Three V’s are Enough!
Any man who has been fortunate enough to find that special someone whom he wants to share the rest of his life with, has been through the experience of picking out an engagement ring and therefore become familiar with the 4 C’s. I’m talking about the Cut, Color, Clarity, and Carat of a diamond. This was a standard created by the Gemological Institute of America (GIA) in the mid 20th century to standardize on how to describe the quality of diamonds. It’s a useful way to describe the different aspects of what impacts the value of a diamond in an easy to remember short list of items. You can tweak each dimension up or down its scale and immediately see the impact to your bank account.
Just as diamonds have a snappy way to describe them, so too does Big Data. Instead of the 4 C’s, we have the 3 V’s: Volume, Velocity, and Variety. You can trace the standardization of this definition back to a paper by Doug Laney for the META Group in 2001 titled “3D Data Management: Controlling Data Volume, Velocity, and Variety.” This paper was written at a time when the seeds for Web 2.0 were being sown, and Doug was mainly referring to the challenges of managing data at web scale. In addition to DBMS data, this included web logs to track clickstream data.
The definition of the 3 V’s might seem a bit obvious, but I will briefly explain them in this blog post. The Volume dimension of data is most readily associated with Big Data, just as temperature change is the most known aspect of Global Warming. Although this is the V that might get the most attention because of it’s “Bigness”, it is probably the least interesting of the dimensions. The volumes of data to manage has been increasing at an exponential rate, but so too has our ability to process and store it; at a reduced cost. The cost of disk storage at the time that Doug wrote his paper was roughly $10 per gigabyte. Today, it is closer to .10 cents per Gigabyte. I have more (flash) storage on my phone today than the total disk storage I had on my computer back in 2001.

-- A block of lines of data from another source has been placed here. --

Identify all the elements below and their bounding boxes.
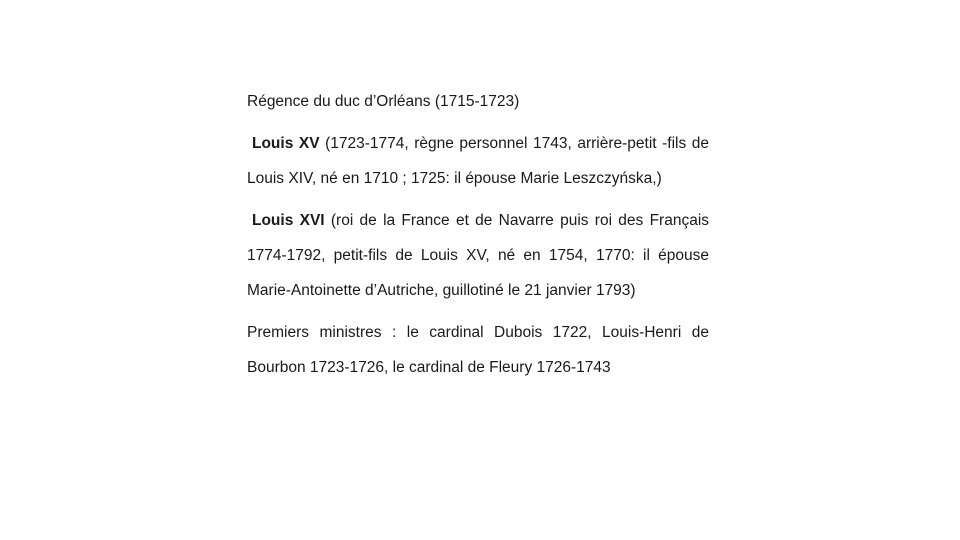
paragraph-regence [247, 84, 709, 119]
louis-xv-name: Louis XV [252, 135, 320, 152]
louis-xvi-description: (roi de la France et de Navarre puis roi des Français 1774-1792, petit-fils de Louis XV, né en 1754, 1770: il épouse Marie-Antoinette d’Autriche, guillotiné le 21 janvier 1793) [247, 212, 710, 299]
louis-xvi-name: Louis XVI [252, 212, 325, 229]
regence-text: Régence du duc d’Orléans (1715-1723) [247, 93, 520, 110]
louis-xv-description: (1723-1774, règne personnel 1743, arrière-petit -fils de Louis XIV, né en 1710 ; 1725: il épouse Marie Leszczyńska,) [247, 135, 709, 187]
paragraph-louis-xvi [247, 203, 709, 308]
paragraph-premiers-ministres [247, 315, 709, 385]
premiers-ministres-text: Premiers ministres : le cardinal Dubois 1722, Louis-Henri de Bourbon 1723-1726, le cardinal de Fleury 1726-1743 [247, 324, 709, 376]
paragraph-louis-xv [247, 126, 709, 196]
text-block [247, 84, 709, 385]
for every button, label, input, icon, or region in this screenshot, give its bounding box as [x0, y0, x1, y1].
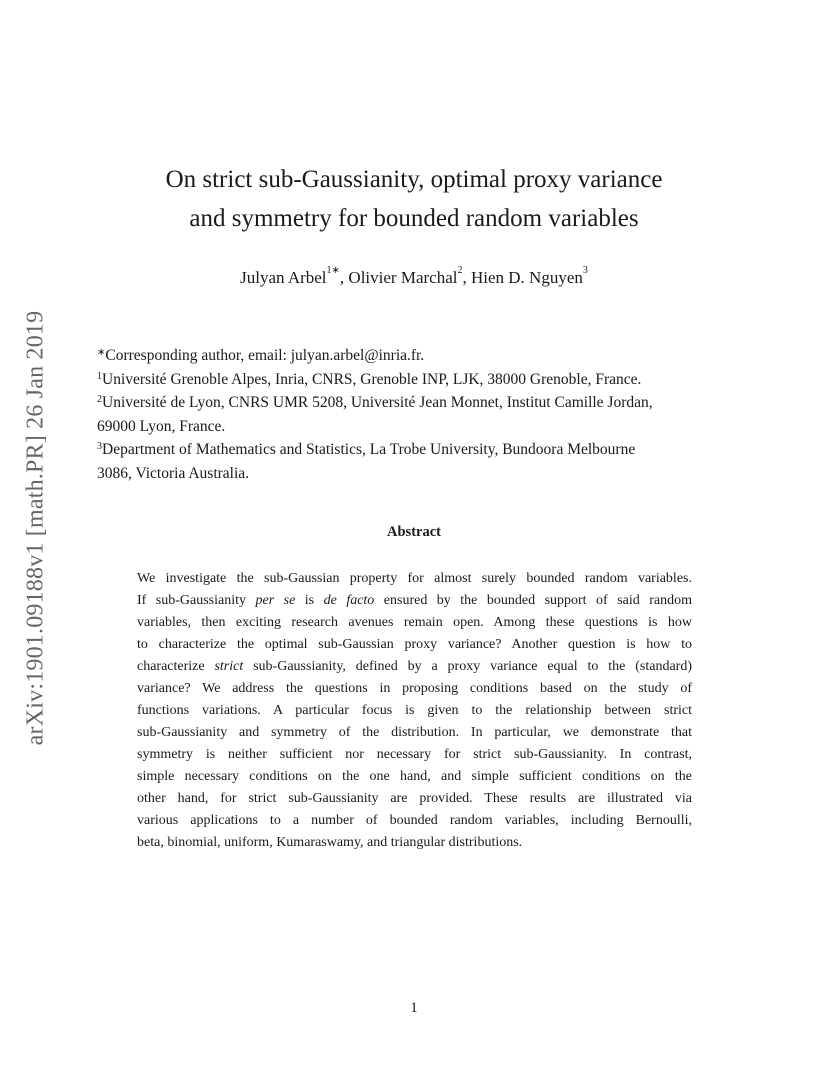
abstract-heading: Abstract — [387, 524, 441, 540]
corresponding-author-note: ∗Corresponding author, email: julyan.arbel@inria.fr. — [97, 347, 425, 364]
page-number: 1 — [410, 1000, 418, 1016]
abstract-line: various applications to a number of bounded random variables, including Bernoulli, — [137, 813, 692, 828]
affiliation-3: $^3$Department of Mathematics and Statistics, La Trobe University, Bundoora Melbourne 3086, Victoria Australia. — [97, 441, 636, 482]
affiliation-1: $^1$Université Grenoble Alpes, Inria, CNRS, Grenoble INP, LJK, 38000 Grenoble, France. — [97, 370, 642, 388]
author-mark: 2 — [457, 265, 463, 276]
abstract-text — [137, 568, 692, 854]
abstract-line: sub-Gaussianity and symmetry of the distribution. In particular, we demonstrate that — [137, 725, 692, 740]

Whoever coined the term Big Data, could have just as easily chosen the term Fast Data to describe this new paradigm. Had that been the case, then the Velocity dimension would have garnered the same attention that Volume does. Because data is now being generated at such a fast rate and at such a great volume, it is not acceptable nor feasible to fit this processing into some batch window at the end of the working day. As a data warehouse architect, I would always encounter the requirement for real-time reporting from the business. There are various strategies to enable this, but all of them required adding a level of complexity and cost on top of the batch focused ETL infrastructure. This included staffing up the support team to ensure real-time support when failures occurred. Sometimes the business got there, but in many cases they determined that the higher costs weren’t justified. If you architect a system for real-time data processing in the beginning, you can augment it with batch processing for large workloads. Conversely, if you start with a batch processing system, it is much more difficult to augment or transform it into a real-time data processing system.
Variety is the spice of life and data is no exception. The world of Big Data does not constrain itself to only structured data residing in relational databases. Rather, there is no limit to the type of data that can be ingested and analyzed. This includes documents, photos, audio, and video recordings. Part of the allure of HDFS is that any type of data can be stored, accessed, and analyzed. It frees data from the constraints and structure of a database, and pushes down the responsibility of dealing with schemas from the point of writing the data to the point of reading it.
If you’re thinking of experimenting with Big Data and are curious as to what type of initiative may best lend itself to it, think about which of the 3 V’s are the biggest challenges to fitting your initiative into the traditional data warehouse model over a DBMS. When you need a killer app that can’t be done easily or cheaply with the old way, you may have a good candidate for Big Data.
Most people would agree that these 3 V’s are a reasonable and succinct way to characterize this new paradigm of data. However, if you follow any Big Data web forums, you’ll find all manner of suggestions for how the 3 V’s should be expanded to include other V’s such as Variability, Verification, Viability, Vision, Validity, and even Virility. I was at a conference where an architect put up a slide with 18 different V words!! Leave it to architects and engineers to take an easy to comprehend concept and pedantically pick it apart until it completely loses its intended purpose. My personal favorite is when engineers try to inject some algorithms into the marketing. I found this gem on a web forum:
(Volume + Variety + Velocity + Veracity) * Visualization = Value
Einstein is generally regarded as a pretty smart guy, and he managed to distill his theory of relativity down to E = mc2. Why should data be more complicated than the theory supporting our entire universe? Let’s all just agree that Doug’s original 3 dimensions of Volume, Velocity, and Variety is sufficient enough to characterize what sets Big Data apart from our traditional notions of data. If we can make one of the most important purchasing decisions of our lives based upon 4 C’s, then surely we can get by with just 3 V’s to communicate the dimensions of what makes data the most challenging to work with. When the next major shift in technology presents itself, then we can always come up with a new snappy way to communicate. After all, diamonds may be forever, but technical paradigms are not.